A lot had to do with basic urges, to have sex, to eat, to survive, to have more sex, etc. I am summarizing Freud, not suggesting you drop all your inhibitions.
If you stay inhibited, in Freudian analysis, you will be repressed. And that leads to other psychological terms invented by Freud and his followers to help his patients escape their Victorian morality and prudish behavior. Let it all hang out for your mental stability or health, something like that.
I apologize to my friends in Psychology for such simple-mindedness, but we are searching here for how to find out everything about anybody.
The modern world of social media, and the tell-all environment of places like Facebook, YouTube, Tweet, Google Plus, Instagram, Tumblr, etc. will save you a lot of time in your detective work.
People use these as confessionals of sorts, recruiting devices, sexual displays–Freud would like Facebook–and admit to and display an amazing amount of life’s intimate details, from the most sublime to the most blatant. Now you expose yourself (sometimes literally) to the whole world.
Okay, getting to crunch time here. How do you find out everything about everyone? I need three things from you: how you spend your money; what you watch on television and social media, including all devices and apps; and a record of your emails.
Or, show me how you spend your money and your time, and it will tell me pretty much all about you. You have to be honest. No secrets. If you used your email to send top secret “for your eyes only” messages—like Hilary Clinton—we need it all.
In fact, the real you may still be beneath the “public you” on social media.
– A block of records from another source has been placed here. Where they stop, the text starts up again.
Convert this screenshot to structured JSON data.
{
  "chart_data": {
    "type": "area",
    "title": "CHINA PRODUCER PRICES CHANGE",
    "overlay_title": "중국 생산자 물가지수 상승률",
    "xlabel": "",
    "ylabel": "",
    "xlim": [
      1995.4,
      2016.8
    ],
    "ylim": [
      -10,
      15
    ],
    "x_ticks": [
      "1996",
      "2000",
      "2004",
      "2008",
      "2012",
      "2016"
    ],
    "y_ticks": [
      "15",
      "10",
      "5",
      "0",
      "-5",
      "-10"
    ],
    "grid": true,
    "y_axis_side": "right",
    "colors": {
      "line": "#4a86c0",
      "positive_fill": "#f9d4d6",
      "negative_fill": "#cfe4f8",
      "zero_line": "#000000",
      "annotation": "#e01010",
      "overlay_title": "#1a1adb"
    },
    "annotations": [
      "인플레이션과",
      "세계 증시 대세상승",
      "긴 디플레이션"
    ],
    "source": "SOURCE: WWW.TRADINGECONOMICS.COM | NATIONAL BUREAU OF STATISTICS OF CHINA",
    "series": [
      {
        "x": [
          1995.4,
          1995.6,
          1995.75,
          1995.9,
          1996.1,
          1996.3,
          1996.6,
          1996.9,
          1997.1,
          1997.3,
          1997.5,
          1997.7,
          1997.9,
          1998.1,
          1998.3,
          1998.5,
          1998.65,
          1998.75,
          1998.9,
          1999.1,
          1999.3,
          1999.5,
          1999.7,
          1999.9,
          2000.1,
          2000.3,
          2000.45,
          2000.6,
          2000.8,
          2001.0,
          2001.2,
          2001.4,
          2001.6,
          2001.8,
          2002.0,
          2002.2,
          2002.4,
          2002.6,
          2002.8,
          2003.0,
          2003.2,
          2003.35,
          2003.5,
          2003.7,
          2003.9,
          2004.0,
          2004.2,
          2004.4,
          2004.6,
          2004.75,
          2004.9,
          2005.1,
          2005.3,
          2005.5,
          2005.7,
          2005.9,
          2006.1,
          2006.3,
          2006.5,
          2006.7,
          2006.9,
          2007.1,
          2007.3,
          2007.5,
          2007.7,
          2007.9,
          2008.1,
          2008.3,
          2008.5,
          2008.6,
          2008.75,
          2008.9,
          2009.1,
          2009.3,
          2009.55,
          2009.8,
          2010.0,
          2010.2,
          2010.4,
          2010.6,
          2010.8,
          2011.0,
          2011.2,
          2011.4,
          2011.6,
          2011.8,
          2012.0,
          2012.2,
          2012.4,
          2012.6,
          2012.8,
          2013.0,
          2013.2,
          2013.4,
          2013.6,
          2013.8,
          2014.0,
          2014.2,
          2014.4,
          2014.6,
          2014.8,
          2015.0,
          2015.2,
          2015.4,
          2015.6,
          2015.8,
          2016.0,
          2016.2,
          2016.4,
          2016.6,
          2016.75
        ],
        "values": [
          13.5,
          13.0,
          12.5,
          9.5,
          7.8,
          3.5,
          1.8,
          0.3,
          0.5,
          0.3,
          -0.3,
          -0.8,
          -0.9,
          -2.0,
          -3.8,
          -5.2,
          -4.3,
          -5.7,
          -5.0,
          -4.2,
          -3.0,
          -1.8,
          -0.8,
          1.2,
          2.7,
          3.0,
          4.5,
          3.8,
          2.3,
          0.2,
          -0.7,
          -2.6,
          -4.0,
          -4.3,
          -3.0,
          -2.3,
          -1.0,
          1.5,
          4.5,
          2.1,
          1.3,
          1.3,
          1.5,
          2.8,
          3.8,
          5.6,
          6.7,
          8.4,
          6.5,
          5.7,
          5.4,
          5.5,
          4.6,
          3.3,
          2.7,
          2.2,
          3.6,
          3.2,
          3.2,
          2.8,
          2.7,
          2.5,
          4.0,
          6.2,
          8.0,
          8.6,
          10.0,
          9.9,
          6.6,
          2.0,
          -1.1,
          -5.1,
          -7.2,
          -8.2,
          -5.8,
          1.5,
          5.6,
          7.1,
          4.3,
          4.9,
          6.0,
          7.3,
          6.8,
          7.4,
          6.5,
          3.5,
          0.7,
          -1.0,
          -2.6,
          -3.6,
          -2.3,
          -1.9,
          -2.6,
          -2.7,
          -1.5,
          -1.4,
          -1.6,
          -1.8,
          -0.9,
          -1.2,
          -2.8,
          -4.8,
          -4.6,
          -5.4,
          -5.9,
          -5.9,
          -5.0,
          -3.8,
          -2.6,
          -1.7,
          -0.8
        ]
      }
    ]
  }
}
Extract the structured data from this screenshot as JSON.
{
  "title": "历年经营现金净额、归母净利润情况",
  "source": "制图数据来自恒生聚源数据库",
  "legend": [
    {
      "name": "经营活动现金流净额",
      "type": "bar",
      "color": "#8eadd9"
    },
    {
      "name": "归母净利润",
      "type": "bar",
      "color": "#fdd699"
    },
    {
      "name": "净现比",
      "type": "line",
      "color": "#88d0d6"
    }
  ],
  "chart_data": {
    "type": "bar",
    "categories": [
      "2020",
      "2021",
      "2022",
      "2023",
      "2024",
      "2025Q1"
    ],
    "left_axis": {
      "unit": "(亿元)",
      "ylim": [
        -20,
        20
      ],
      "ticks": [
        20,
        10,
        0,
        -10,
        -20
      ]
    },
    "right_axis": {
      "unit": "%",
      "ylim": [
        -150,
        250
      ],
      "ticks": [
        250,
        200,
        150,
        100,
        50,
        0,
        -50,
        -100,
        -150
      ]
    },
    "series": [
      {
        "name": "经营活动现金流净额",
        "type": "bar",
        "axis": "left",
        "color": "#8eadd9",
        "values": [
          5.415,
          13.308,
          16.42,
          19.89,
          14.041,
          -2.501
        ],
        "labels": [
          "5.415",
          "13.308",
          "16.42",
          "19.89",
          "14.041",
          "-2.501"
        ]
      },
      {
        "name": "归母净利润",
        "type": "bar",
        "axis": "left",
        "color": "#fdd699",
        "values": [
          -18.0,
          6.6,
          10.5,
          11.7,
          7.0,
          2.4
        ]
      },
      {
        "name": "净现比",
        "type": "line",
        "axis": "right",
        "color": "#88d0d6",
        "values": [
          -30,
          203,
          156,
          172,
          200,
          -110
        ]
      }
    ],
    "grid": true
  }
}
Finding the real you can be both edifying and terrifying.
I have read obits and read about people which spoke of immense compassion and love for their fellow man. They just didn’t brag about it.
And I watch presidential candidates today talk, bluster, brag, and blow hard, and have no idea what they are really like. But, show me how you spend your money and time, and zap, we will know the real you. Scary.
Published May 14, 2016 in The Tuscaloosa News as “What You Do With Money, Time Tells All.”